To see how this announcement fits into the timeline of border wall construction, click here.
Dive Brief:
- The U.S. Army Corps of Engineers has awarded $976 million in U.S.-Mexico border wall contracts, the first barrier construction projects paid for with funds made available under President Donald Trump’s national emergency declaration made on Feb. 15.
- The Army Corps gave SLS Ltd., based in Galveston, Texas, a $789 million fixed-price contract for barrier replacement in Santa Teresa, New Mexico. The Army Corps also issued Bozeman, Montana-based Barnard Construction Co. a $187 million contract, based on a design-bid-build procurement process, for primary pedestrian wall replacement in Yuma, Arizona.
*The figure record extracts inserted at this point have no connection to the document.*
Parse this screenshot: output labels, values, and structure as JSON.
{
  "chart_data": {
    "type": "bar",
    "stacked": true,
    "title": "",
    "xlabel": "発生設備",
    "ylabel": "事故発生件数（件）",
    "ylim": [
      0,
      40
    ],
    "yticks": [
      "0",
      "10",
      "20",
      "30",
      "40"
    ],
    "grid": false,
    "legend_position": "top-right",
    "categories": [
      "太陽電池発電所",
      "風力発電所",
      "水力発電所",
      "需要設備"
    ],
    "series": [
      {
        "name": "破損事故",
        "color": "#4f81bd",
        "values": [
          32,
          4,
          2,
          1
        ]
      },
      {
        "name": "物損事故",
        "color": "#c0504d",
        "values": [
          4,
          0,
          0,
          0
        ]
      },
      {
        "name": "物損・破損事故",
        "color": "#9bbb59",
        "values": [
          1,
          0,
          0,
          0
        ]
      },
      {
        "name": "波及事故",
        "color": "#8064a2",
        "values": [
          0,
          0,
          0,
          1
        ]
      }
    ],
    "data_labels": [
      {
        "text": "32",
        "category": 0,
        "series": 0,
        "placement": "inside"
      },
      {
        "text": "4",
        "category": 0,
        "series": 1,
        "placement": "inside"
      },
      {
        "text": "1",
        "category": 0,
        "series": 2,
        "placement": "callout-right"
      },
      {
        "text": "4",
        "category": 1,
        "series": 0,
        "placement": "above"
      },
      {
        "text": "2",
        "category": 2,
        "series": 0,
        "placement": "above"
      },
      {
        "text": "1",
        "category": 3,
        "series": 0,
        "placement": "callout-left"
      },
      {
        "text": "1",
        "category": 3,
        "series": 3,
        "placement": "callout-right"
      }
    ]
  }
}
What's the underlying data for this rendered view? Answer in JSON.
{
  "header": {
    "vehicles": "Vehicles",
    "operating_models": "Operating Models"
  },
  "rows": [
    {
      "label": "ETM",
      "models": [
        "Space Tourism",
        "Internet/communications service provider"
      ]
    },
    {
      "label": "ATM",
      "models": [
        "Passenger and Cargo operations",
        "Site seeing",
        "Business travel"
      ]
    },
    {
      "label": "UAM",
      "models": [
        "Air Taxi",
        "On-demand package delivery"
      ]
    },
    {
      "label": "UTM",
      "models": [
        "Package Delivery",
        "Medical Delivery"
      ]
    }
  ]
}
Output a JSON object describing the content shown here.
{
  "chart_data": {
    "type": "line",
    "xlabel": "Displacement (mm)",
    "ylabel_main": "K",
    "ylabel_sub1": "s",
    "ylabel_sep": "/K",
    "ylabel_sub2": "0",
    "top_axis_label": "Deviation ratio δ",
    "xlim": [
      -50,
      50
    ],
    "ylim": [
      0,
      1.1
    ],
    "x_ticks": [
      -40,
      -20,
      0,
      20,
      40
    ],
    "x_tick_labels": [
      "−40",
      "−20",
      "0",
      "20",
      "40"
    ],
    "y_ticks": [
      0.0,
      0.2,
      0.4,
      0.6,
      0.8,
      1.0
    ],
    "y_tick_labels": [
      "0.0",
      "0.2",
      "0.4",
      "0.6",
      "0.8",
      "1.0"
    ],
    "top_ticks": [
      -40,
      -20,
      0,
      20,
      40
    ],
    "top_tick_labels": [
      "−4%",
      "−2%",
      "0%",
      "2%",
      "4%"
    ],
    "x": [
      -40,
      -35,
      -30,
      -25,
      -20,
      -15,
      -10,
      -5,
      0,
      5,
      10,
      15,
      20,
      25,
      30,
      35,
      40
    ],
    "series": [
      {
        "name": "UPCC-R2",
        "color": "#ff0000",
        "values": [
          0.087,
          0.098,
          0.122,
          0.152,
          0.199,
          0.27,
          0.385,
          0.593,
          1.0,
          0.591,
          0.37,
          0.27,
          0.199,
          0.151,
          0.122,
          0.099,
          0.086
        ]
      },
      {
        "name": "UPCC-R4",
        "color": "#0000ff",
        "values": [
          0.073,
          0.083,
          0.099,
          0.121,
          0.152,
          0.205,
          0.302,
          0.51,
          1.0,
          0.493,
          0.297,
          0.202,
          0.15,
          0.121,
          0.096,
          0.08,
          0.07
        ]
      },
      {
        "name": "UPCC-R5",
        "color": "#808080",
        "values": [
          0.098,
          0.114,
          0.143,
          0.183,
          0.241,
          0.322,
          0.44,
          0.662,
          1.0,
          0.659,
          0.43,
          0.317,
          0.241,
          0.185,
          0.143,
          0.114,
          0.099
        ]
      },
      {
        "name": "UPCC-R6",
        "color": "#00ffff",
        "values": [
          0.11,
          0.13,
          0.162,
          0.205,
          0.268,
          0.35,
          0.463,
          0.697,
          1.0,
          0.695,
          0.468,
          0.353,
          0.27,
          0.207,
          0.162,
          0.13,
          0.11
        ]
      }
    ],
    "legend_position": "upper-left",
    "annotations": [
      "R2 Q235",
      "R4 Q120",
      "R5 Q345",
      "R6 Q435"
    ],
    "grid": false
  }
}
- The New Mexico project is scheduled for completion by Oct. 1, 2020, and the Arizona project is expected to be finished by Sept. 30, 2020.
Dive Insight:
At the end of March, the Pentagon transferred $1 billion from the Department of Defense’s counter-drug budget to the Corps to support the construction of 57 miles of 18-foot-tall pedestrian fencing, road improvements and lighting upgrades. Acting Defense Secretary Patrick Shanahan said at the time that the money would be used to beef up security at known drug-smuggling corridors, The Hill reported.
The president, by using the national emergency declaration, could secure as much as $8 billion for border wall construction — $1.4 billion through the spending bill approved in February, $2.5 billion from the DOD’s counter-narcotics funds, $601 million from the Treasury Forfeiture Fund and $3.6 billion earmarked for military construction.
There is, however, $3.6 billion included in the president's Fiscal Year 2020 budget that would replace funds taken from the military construction budget, according to DOD. If the budget moves forward as proposed, unawarded military construction projects on the DOD's $12.8 billion list would likely move forward as planned.
SLS and Barnard are border wall construction veterans. U.S. Customs and Border Protection (CBP) awarded SLS a $287 million contract in December to build up to 14 miles of secondary wall and up to 15 miles of primary pedestrian replacement wall in California. In November, CBP also issued SLS a $167 million contract to build 8 miles of levee wall in Texas and $145 million for similar work in the Rio Grande Valley.
Also in November, CBP awarded Barnard a $324 million contract to build 32 miles of primary pedestrian replacement wall — 5 miles in Arizona and 27 miles in Arizona. The federal government also issued a $73 million design-build contract to Barnard in March for the replacement of a 20-mile piece of fencing to replace a border barrier in New Mexico.